NACTO-GDCI conducted a trial to apply global best practice design strategies through a demonstration project on-site. Addressing the critical issues around road fatalities and injuries, the intersection has been redesigned to reclaim approximately 1,650 sq m of under-utilised space on the street for pedestrians and support a space that is more legible for all users.
Through narrowing free turning lanes and tightening corner radii to reduce speeding vehicles, and widening pedestrian sidewalks, approximately 27 per cent of the intersection area was redistributed to support safer movements for all road users. By also providing wider and more direct crosswalks, new refuge areas, and added curb-extensions, these evidence-based strategies are proven to reduce the risk of exposure of pedestrians to moving vehicles by giving them safer spaces to wait and shorter distances to cross.
The demonstration serves as a critical tool to trial and evaluates design strategies that will help address the intersection's increasing road safety risks due to growing vehicular volumes and pedestrian movements due to the incoming metro.

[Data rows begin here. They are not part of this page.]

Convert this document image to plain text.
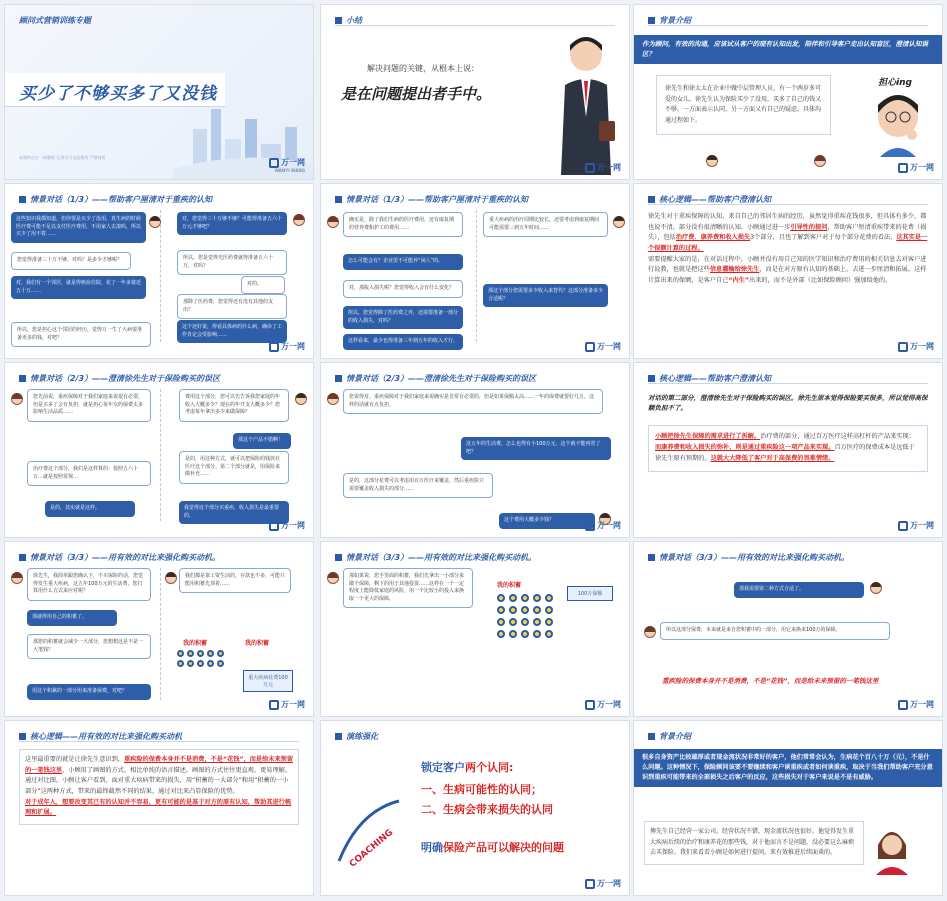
顾问式营销训练专题
买少了不够买多了又没钱
本课件由万一网整理 仅供学习交流使用 严禁商用
万一网
WANYI WANG
小结
解决问题的关键，从根本上说：
是在问题提出者手中。
万一网
背景介绍
作为顾问，有效的沟通，应该试从客户的现有认知出发，陪伴和引导客户走出认知盲区，澄清认知误区？
徐先生和徐太太在企业中做中层管理人员，有一个两岁多可爱的女儿，徐先生认为保险买少了没用，买多了自己的钱又不够。一方面表示认同，另一方面又有自己的疑虑。具体沟通过程如下。
担心ing
万一网
情景对话（1/3）——帮助客户厘清对于重疾的认知
这些知识我都知道，但你要是买少了没用，真生病的时候医疗费可能不足以支付医疗费用，不用家人去凑吗，所以买少了用不着……
对，您觉得三十万够不够？可能得准备五六十万元才够吧？
您觉得准备三十万不够，对吗？是多少才够呢？	所以，您是觉得光医药费就得准备五六十万，对吗？
对，我们有一个邻居，就是得癌症住院，花了一年多接近五十万……
对的。
那除了医药费，您觉得还有没有其他的支出？
所以，您是担心这个邻居的经历，觉得万一生了大病要准备更多的钱，对吧？
这个还好说，得看具体病的什么病，确诊了工作肯定会受影响……
万一网
情景对话（1/3）——帮助客户厘清对于重疾的认知
确实是，除了我们生病的医疗费用，还有康复期的营养费和护工的费用……
怎么可能会有？企业里不可能养“闲人”的。
对，那收入损失呢？您觉得收入会有什么变化？
所以，您觉得除了医药费之外，还需要准备一部分的收入损失，对吗？
重大疾病的治疗周期比较长，还要考虑到康复期间可能需要三到五年时间……
那这个部分您需要多少收入来替代？这部分准备多少合适呢？
这样看来，最少也得准备三年到五年的收入才行。
万一网
核心逻辑——帮助客户澄清认知
徐先生对于重疾保障的认知，来自自己的邻居生病的经历，虽然觉得重疾花钱很多，但具体有多少，都也说不清，部分没有很清晰的认知。小顾通过进一步引导性的提问，帮助客户厘清重疾带来的花费（损失），包括治疗费、康养费和收入损失3个部分，且也了解到客户对于每个部分花费的看法，这其实是一个保额计算的过程。
需要提醒大家的是，在对话过程中，小顾并没有用自己知的医学知识和治疗费用的相关信息去对客户进行说教，也就是把这些信息灌输给徐先生，而是在对方原有认知的基础上，去进一步厘清和拓展。这样计算出来的保额，是客户自己“内生”出来的，而不是外部（比如保险顾问）强加给他的。
万一网
情景对话（2/3）——澄清徐先生对于保险购买的误区
您先前说，重疾保障对于我们家庭来说很有必要，但是买多了会有负担，就是担心每年交的保费太多影响生活品质……
费用这个部分，您可以先告诉我您家庭的年收入大概多少？现在的年开支大概多少？您考虑每年拿出多少来做保障？
那这个产品不错啊！
治疗费这个部分，我们是这样算的：按照五六十万…就是按照常规…
是的，用这种方式，就可以把保险的钱放在医疗这个部分。第二个部分就是，用保险来做补充……
是的，其实就是这样。	我觉得这个部分买重疾、收入损失是最重要的。
万一网
情景对话（2/3）——澄清徐先生对于保险购买的误区
您说得对，重疾保障对于我们家庭来说确实是非常有必要的，但是如果保额太高……一年的保费就要好几万，这样的话就有点负担。
这五年的生活费，怎么也得有小100万元，这个就不能再省了吧？
是的，这部分花费可以考虑用百万医疗来覆盖，然后重疾险只需要覆盖收入损失的部分……
这个费用大概多少钱？
万一网
核心逻辑——帮助客户澄清认知
对话的第二部分，澄清徐先生对于保险购买的误区。徐先生原本觉得保险要买很多，所以觉得高保额负担不了。
小顾把徐先生保障的需求进行了拆解。治疗费的部分，通过百万医疗这样高杠杆的产品来实现；而康养费和收入损失的弥补，则是通过重疾险这一项产品来实现。百万医疗的保费成本是远低于徐先生原有预期的。这就大大降低了客户对于高保费的畏难情绪。
万一网
情景对话（3/3）——用有效的对比来强化购买动机。
徐先生，我简单跟您确认下，不买保险的话，您觉得发生重大疾病，这五年100万元的生活费，您打算用什么方式来应对呢？
我们都是靠工资生活的，存款也不多，可能只能用积蓄先顶着……
那就得用自己的积蓄了。
那您的积蓄就会减少一大部分，您想想这是不是一大笔钱？
用这个积累的一部分用来准备保费，对吧？
我的积蓄	我的积蓄
重大疾病花费100万元
万一网
情景对话（3/3）——用有效的对比来强化购买动机。
那如果说，您手里面的积蓄，我们先拿出一小部分来做个保障，剩下的用于其他投资……这样在一个一定程度上能降低家庭的风险，用一个比较小的投入来换取一个更大的保障。
我的积蓄
100万保额
万一网
情景对话（3/3）——用有效的对比来强化购买动机。
那我需要第二种方式合适了。
所以这部分保费，本来就是来自您积蓄中的一部分，用它来换来100万的保障。
重疾险的保费本身并不是消费，不是“花钱”，而是给未来预留的一笔钱这里
万一网
核心逻辑——用有效的对比来强化购买动机
这里最重要的就是让徐先生意识到，重疾险的保费本身并不是消费，不是“花钱”，而是给未来预留的一笔钱这里，小顾用了画图的方式，相比单纯的语言描述，画图的方式往往更直观、更易理解。通过对比图，小顾让客户看到，面对重大疾病带来的损失，用“积蓄的一大部分”和用“积蓄的一小部分”这两种方式，带来的最终截然不同的结果，通过对比来凸显保险的优势。
对于成年人，想要改变其已有的认知并不容易，更有可能的是基于对方的原有认知，帮助其进行梳理和扩展。
演练强化
锁定客户两个认同:
一、生病可能性的认同；
二、生病会带来损失的认同
明确保险产品可以解决的问题
COACHING
万一网
背景介绍
很多自身资产比较雄厚或者现金流状况非常好的客户，他们常常会认为，生病花个百八十万（元），不是什么问题。这种情况下，保险顾问该要不要继续和客户谈重疾或者如何谈重疾，取决于当我们帮助客户充分意识到重疾可能带来的全部损失之后客户的反应，这些损失对于客户来说是不是有威胁。
傅先生自己经营一家公司，经营状况不错，现金流状况也很好。他觉得发生重大疾病后续的治疗和康养花的那些钱，对于他而言不是问题，没必要这么麻烦去买保险。我们来看看小顾是如何进行提问，来有效推进后续面谈的。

The proposal is based on principles from the recently released Global Street Design Guide (www.globaldesigningcities.org/publication/global-street-design-guide/), which aims to distribute the road space more equitably amongst different groups of people using the street and to prioritise our most vulnerable road users; pedestrians, children, elderly, and those with disabilities.
Simple, yet effective strategies around lane alignment, effective pedestrian crosswalks, and reclaiming underutilised road space for new public areas, have been used to channelise the movement of vehicles in an efficient and logical manner and provide pedestrians with a safe and comfortable environment.
Brief data collection exercises before and after the transformation to evaluate the project is being collected in collaboration with the Kamla Raheja Vidyanidhi Institute for Architecture (KRVIA). User surveys on all data collection days are also being conducted to compile the view of the local people and understand their perspective of how safe or vulnerable they feel while using the space, and how they would see it change.
The temporary artwork, which was completed conceptually in collaboration with KRVIA, represents the direction, path and volumes of pedestrians moving on the roadbed before the intervention. The interim intervention was planned to refine longer-term design strategies for the local context and to inform future design and construction of street projects around Mumbai.